中間報告では、スイッチOTC薬の考え方について、一般用医薬品として承認前例のある薬効群や軽度な疾病の症状の改善をもたらすものだけでなく、緩和な効果が期待できる領域として、▽生活習慣病等の疾病に伴う症状発現の予防(科学的・合理的に効果が期待できるものに限る)▽生活の質の改善・向上▽健康状態の自己検査――の分野の拡充を図るべきとしている。
その上で、生活習慣病等の疾病に伴う症状発現を予防する一般薬の例として、「検査で軽度の血清高コレステロール、高血圧、高血糖が発見され、そのままにしておくと、将来、高コレステロール血症、高血圧症、糖尿病等の生活習慣病の発症が予測される場合」を挙げており、検討会ではこうした考え方を整理し直される見込み。
これにより、糖尿病、高血圧、高脂血症、高尿酸血症などの生活習慣病領域の治療薬の転用に大きく影響することが予想される。既に企業側が申請している生活習慣病治療薬の転用については、事実上、停滞することになる。厚労省は、「片方でそうした議論をしていれば、(承認に)影響しないということはない」としている。

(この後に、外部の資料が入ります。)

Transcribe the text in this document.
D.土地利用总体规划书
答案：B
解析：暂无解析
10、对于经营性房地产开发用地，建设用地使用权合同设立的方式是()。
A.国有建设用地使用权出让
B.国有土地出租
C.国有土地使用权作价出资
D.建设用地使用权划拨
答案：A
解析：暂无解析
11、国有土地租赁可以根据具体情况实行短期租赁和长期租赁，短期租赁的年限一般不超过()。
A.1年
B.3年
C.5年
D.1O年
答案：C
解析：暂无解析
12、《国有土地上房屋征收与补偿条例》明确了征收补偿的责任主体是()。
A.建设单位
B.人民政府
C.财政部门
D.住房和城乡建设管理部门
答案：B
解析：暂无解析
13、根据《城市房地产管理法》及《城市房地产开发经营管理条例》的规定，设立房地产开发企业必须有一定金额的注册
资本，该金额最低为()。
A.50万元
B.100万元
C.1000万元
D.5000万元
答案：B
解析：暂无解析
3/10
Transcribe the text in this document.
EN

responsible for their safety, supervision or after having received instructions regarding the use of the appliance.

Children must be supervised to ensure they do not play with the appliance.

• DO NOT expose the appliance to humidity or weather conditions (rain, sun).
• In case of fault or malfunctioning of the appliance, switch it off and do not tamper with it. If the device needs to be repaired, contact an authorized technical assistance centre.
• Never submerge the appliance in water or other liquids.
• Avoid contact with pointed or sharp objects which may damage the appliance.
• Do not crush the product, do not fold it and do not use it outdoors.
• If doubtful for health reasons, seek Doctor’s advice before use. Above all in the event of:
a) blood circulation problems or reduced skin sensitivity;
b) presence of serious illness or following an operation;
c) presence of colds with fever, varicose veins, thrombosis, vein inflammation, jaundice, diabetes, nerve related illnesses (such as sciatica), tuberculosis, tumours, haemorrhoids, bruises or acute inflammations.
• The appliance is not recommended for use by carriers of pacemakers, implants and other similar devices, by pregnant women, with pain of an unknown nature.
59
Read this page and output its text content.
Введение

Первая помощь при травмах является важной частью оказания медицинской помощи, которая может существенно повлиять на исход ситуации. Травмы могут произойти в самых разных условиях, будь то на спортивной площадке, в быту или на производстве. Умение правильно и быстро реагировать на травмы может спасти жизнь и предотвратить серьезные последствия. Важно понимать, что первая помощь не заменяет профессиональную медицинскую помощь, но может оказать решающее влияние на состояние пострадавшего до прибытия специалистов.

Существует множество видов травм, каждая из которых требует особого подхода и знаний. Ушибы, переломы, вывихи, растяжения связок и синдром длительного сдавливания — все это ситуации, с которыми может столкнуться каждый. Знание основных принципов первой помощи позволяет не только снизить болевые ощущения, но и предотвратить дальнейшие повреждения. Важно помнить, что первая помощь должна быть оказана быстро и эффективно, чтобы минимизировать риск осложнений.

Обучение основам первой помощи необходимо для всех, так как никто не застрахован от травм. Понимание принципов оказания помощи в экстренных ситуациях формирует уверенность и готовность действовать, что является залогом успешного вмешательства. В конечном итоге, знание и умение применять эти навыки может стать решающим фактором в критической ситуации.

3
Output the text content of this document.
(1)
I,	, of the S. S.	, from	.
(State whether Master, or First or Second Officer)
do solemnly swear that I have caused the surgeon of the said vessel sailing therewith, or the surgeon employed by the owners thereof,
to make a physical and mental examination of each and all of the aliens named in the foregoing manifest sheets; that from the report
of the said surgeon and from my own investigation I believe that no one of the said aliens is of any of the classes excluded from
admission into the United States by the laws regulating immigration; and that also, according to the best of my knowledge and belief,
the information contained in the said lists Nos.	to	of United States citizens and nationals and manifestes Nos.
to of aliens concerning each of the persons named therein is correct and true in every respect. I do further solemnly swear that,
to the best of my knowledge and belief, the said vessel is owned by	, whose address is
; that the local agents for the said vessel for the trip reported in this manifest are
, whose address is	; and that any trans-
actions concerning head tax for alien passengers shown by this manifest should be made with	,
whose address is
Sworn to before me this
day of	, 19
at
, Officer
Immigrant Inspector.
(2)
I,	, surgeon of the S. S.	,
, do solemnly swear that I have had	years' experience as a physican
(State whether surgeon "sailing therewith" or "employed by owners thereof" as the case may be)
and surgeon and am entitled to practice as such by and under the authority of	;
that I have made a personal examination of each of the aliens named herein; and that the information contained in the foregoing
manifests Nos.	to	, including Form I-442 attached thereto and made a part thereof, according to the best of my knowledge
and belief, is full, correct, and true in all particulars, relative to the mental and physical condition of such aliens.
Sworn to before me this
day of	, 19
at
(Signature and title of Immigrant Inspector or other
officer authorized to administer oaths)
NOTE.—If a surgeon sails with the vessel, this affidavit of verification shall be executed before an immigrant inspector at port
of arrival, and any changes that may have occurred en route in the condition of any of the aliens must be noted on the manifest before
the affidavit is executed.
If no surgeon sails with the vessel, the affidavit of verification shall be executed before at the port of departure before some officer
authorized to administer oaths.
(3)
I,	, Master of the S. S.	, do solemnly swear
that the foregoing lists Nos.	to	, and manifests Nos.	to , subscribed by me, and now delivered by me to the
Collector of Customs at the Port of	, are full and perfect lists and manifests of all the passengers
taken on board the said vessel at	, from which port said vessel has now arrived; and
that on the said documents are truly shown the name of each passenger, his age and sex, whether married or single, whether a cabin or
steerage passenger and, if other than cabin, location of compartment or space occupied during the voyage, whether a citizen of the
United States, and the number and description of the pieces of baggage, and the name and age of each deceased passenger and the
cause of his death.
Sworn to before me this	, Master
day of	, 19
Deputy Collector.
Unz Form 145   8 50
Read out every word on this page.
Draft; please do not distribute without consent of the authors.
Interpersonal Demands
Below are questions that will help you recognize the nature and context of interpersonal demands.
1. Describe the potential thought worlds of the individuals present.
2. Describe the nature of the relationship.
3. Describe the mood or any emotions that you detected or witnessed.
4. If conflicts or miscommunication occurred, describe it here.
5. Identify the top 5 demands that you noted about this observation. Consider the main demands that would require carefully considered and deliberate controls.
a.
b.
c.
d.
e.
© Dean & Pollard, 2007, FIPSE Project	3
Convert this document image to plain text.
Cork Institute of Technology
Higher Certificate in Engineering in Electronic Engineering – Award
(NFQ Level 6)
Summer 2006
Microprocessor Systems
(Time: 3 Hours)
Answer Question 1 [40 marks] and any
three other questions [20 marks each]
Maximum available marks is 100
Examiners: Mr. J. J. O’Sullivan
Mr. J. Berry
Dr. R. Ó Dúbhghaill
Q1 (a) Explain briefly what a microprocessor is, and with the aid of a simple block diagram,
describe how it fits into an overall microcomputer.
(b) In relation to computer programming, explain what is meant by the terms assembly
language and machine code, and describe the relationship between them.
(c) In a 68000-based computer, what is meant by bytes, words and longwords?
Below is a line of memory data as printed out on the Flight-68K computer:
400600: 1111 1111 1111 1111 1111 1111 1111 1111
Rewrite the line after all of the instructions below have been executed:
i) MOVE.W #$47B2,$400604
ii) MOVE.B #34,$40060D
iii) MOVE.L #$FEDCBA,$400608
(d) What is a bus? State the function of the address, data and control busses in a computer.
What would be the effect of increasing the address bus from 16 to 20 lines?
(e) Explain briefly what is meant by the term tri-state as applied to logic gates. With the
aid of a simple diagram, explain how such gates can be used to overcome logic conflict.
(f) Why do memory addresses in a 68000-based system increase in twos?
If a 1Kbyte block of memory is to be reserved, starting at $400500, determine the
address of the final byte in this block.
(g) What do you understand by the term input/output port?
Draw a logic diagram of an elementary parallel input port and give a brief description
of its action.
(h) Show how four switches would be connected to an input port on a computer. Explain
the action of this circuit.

この日の分科会終了後、中川氏は、「エパデールが生活習慣病治療薬のスイッチOTC化の第一歩ではないこと、申請が出ているものについては審査を凍結するということも確認した」と述べると共に、凍結が解除されるのは「検討会の報告書がまとまるまで」とした。
また、中川氏は一般薬部会の委員構成について、「15人の委員のうち、薬系が10人で医系が5人」との状況を示し、「少なくとも薬を処方するのは医師。薬系が圧倒的に多いという構成は見直すべき」と主張。具体的な数については「少なくとも半々」とした。
日医は、10月の一般薬部会でエパデールのスイッチOTC化に反対を表明したが、多数決で押し切られた経緯があり、11月21日の日医会見で中川氏は、生活習慣病治療薬のスイッチOTC化を議論する場を厚労省に求めていく考えを示していた。